Monday, June 28, 2021

Not So Sleepy Daze

I took a week off from work because I need a break. The pandemic was exhausting (even saying those words, I'm still just hoping it's over, and I don't jinx it). 

This morning, I woke up at 5 am and shouted, "One day, I would love to just sleep until 9 am!"

Really, I just need a couple days to breathe. To sleep. To dream. To think and visualize what comes next.

Yet of course, never one to stay idle. I'm filling up the days with projects and a few meetings for opportunities to promote my book along with a mini vacation. 

There's a lot to do on the writing and promotions/podcasting front. Really I have a lot to do for my own peace of mind. You may have seen, I'm an early planner. My goal is to make it all look easy, but as you know, it's not. Though I must add that sometimes I do things the hard way, like feeding my dogs by hand this morning while listening to John Lennon.

I'm also a perfectionist which may not seem obvious, but it's also just my standard of perfection which I'm working on. Meaning, my closet may be a mess and I haven't cooked dinner for 2 weeks, but the writing and other work gets done.

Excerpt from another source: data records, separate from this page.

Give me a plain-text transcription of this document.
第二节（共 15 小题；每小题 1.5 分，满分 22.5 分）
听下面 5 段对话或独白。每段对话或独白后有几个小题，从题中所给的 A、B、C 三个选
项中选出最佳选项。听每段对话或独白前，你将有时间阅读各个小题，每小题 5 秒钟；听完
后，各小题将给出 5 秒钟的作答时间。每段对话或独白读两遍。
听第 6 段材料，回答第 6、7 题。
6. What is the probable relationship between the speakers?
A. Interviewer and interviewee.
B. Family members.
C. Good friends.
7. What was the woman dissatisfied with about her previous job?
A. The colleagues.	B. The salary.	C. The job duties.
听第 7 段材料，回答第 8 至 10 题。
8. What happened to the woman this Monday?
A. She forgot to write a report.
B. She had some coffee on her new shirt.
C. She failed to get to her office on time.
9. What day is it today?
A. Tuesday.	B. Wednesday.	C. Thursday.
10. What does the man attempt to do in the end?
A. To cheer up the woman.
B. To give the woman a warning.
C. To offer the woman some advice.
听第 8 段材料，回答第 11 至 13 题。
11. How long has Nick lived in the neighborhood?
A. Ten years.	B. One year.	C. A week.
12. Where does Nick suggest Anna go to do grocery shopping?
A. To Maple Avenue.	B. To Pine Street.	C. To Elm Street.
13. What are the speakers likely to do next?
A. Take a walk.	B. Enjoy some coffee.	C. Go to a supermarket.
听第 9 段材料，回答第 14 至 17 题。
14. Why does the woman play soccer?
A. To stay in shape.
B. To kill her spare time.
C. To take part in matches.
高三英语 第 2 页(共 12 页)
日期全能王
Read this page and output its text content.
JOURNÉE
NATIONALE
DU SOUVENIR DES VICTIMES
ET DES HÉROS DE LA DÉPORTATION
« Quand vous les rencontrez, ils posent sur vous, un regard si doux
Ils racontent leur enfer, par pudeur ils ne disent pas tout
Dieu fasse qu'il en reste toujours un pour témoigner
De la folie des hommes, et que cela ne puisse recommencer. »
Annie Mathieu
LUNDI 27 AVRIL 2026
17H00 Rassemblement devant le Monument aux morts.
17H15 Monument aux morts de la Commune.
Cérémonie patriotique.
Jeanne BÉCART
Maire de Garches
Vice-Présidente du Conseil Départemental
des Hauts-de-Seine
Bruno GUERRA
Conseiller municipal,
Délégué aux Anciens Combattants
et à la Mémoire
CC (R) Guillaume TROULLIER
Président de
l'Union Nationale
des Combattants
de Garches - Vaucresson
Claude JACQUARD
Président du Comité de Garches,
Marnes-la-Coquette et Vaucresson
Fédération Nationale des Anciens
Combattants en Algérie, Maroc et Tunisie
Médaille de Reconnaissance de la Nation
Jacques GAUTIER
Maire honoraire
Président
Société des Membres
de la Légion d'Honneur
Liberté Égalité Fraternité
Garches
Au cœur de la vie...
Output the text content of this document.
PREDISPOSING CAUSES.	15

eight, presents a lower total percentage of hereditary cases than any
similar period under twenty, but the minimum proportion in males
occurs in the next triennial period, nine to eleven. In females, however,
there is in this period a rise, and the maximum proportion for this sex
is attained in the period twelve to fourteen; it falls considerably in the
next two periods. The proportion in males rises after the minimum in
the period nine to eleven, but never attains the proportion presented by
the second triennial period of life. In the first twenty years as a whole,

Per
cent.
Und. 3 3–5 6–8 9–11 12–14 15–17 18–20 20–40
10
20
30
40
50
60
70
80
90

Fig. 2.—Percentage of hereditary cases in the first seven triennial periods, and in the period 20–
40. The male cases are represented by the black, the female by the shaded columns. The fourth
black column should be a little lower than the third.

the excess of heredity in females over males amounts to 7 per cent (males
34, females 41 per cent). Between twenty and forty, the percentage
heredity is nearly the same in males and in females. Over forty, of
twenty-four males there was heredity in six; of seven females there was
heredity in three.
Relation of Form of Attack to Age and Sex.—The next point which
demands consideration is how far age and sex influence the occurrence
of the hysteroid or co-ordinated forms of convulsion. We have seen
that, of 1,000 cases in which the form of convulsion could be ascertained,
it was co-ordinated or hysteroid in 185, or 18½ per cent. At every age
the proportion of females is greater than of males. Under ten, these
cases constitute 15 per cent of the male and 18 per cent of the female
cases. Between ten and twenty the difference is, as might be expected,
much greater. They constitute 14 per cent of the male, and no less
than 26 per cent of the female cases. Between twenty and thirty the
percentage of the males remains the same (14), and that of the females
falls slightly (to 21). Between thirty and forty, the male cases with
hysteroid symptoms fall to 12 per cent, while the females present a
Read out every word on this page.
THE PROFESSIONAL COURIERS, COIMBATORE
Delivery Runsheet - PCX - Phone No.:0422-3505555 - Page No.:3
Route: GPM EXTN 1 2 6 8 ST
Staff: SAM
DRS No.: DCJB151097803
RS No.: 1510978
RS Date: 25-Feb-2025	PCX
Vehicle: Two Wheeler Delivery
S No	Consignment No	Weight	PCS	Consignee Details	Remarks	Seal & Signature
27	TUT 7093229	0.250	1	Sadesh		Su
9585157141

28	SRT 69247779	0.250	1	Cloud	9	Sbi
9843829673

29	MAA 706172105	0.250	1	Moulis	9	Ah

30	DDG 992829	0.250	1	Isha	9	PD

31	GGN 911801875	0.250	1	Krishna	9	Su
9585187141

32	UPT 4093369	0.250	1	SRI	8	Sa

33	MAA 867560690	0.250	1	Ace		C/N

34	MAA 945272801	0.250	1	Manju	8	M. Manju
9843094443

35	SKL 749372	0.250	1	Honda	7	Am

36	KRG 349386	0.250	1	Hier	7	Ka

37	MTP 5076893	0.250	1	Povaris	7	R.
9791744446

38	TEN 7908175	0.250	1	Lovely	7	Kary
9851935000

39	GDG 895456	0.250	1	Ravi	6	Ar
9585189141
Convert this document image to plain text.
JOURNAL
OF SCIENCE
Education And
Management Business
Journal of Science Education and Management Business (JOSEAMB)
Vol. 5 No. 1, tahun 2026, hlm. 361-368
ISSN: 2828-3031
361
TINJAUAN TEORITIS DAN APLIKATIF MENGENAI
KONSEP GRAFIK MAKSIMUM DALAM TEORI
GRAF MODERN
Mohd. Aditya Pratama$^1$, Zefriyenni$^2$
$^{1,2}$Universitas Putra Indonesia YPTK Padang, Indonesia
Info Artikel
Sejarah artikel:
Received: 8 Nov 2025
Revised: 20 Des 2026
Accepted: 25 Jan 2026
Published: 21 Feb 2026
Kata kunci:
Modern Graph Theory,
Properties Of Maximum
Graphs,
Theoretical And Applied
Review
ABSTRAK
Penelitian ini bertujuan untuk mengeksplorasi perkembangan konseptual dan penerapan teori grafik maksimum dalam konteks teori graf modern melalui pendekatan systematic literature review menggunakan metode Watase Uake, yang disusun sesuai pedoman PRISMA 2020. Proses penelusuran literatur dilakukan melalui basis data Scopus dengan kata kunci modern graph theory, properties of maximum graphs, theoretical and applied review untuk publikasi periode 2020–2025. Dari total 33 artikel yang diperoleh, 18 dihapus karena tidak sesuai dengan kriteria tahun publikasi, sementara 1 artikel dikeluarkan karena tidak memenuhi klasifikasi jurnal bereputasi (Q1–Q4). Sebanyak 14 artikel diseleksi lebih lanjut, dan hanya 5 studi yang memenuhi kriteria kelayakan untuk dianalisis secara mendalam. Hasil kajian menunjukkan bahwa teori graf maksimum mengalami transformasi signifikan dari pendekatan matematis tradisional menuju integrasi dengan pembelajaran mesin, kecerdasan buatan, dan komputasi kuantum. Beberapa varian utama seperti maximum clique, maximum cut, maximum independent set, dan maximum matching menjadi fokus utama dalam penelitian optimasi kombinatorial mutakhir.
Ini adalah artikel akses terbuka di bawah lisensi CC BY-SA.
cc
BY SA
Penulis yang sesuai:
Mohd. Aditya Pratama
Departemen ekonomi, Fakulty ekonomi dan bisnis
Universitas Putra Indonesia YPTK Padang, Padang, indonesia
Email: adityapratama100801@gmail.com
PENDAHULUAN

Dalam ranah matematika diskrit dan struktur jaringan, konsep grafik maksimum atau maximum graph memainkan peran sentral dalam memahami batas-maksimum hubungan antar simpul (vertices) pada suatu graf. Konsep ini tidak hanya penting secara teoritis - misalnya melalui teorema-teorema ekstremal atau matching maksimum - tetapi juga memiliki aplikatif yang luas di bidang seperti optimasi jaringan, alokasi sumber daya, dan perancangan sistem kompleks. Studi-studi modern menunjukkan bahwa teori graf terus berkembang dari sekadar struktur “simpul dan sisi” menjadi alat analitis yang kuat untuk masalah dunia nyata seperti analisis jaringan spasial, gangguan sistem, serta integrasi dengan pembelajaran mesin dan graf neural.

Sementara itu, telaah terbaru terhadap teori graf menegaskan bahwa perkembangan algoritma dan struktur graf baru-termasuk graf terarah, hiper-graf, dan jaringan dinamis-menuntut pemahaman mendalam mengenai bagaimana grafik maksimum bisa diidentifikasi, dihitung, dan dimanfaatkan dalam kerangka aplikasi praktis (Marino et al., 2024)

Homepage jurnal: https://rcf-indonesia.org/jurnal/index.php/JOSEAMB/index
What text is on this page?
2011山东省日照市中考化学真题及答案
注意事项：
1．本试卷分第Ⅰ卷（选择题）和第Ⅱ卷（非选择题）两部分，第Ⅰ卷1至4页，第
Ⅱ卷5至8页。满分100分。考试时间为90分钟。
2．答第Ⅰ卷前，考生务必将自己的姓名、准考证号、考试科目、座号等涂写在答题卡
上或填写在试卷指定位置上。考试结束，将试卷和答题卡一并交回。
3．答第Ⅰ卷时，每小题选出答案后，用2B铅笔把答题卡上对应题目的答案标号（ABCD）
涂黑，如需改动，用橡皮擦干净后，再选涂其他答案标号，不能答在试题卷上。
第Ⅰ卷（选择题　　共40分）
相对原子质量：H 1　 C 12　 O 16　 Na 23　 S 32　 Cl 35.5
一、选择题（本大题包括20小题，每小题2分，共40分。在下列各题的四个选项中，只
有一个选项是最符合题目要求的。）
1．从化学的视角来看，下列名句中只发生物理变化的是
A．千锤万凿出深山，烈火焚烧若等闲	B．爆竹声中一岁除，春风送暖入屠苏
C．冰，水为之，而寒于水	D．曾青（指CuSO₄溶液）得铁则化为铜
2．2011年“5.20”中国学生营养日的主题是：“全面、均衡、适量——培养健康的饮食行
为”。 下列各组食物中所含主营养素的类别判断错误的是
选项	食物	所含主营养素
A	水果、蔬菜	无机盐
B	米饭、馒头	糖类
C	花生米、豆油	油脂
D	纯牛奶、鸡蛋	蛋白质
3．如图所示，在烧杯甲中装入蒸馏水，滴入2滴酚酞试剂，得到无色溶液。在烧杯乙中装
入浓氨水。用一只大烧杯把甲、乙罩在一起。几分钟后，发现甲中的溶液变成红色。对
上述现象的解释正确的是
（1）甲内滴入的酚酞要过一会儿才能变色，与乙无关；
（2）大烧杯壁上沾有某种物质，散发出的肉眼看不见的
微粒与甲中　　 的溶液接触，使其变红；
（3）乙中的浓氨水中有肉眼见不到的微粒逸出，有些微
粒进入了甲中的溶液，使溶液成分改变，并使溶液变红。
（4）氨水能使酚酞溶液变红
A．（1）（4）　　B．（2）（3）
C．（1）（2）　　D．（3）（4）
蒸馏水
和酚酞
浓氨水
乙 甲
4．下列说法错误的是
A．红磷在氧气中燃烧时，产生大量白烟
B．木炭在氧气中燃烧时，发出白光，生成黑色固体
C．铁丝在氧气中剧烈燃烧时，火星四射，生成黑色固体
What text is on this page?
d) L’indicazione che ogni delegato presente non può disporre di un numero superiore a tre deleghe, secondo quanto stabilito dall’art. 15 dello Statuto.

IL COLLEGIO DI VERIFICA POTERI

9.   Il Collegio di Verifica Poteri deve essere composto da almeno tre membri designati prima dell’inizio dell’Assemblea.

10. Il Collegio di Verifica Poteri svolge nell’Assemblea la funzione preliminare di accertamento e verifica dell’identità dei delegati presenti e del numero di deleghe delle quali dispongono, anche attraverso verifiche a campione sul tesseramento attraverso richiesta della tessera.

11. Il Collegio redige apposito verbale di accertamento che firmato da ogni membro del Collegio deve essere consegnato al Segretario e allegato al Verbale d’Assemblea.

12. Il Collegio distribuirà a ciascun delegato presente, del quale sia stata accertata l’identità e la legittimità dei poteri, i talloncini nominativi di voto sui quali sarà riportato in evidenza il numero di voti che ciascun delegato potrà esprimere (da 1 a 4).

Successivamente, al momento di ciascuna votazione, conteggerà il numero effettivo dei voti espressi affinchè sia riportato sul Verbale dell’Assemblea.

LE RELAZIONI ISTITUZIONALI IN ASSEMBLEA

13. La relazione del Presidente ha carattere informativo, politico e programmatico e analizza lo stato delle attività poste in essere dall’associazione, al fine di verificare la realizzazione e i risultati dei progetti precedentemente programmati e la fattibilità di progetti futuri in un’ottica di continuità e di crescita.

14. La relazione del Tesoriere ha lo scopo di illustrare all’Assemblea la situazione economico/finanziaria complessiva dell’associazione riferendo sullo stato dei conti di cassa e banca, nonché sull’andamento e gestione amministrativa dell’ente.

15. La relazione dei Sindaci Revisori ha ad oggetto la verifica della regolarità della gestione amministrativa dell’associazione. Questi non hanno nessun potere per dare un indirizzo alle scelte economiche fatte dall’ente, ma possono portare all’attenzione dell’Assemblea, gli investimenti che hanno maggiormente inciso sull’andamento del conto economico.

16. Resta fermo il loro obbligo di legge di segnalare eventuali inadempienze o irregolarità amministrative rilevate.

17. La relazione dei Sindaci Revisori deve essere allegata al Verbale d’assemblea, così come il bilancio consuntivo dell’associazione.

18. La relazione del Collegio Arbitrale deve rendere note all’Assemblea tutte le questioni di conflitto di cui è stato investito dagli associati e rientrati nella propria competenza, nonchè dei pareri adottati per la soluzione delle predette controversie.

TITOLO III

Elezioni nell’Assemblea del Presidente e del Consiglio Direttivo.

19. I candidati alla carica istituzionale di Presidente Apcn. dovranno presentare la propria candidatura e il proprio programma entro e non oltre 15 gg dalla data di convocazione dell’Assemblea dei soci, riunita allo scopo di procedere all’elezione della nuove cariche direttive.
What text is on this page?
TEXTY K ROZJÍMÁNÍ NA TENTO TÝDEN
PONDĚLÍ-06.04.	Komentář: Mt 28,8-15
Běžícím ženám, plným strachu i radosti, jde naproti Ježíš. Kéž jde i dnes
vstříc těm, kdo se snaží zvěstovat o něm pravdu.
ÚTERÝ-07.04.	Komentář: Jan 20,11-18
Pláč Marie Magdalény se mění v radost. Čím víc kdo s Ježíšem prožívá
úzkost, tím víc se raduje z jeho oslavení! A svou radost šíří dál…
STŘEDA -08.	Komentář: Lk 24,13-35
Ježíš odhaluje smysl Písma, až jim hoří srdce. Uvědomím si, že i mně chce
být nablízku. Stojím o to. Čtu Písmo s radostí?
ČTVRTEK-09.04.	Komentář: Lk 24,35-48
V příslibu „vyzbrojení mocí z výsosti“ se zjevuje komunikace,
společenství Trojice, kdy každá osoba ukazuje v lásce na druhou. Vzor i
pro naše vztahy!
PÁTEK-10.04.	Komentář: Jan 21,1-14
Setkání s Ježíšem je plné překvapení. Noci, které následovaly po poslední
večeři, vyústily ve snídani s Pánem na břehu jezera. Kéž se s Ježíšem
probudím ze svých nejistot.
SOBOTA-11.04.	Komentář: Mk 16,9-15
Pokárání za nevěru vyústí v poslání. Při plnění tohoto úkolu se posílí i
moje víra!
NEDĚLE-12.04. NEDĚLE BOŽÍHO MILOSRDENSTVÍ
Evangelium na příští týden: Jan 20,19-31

The hardest part of all of this for me, if I'm gonna confide a little here, is not to sabotage myself. There's that reckless side of me who just wants to celebrate and party the next few months away. But that's not how I got here. I got here by staying home every weekend for a year and working my butt off on my writing. I didn't get here by drinking anything but coffee. 

Well, I better go, I got a lot to do.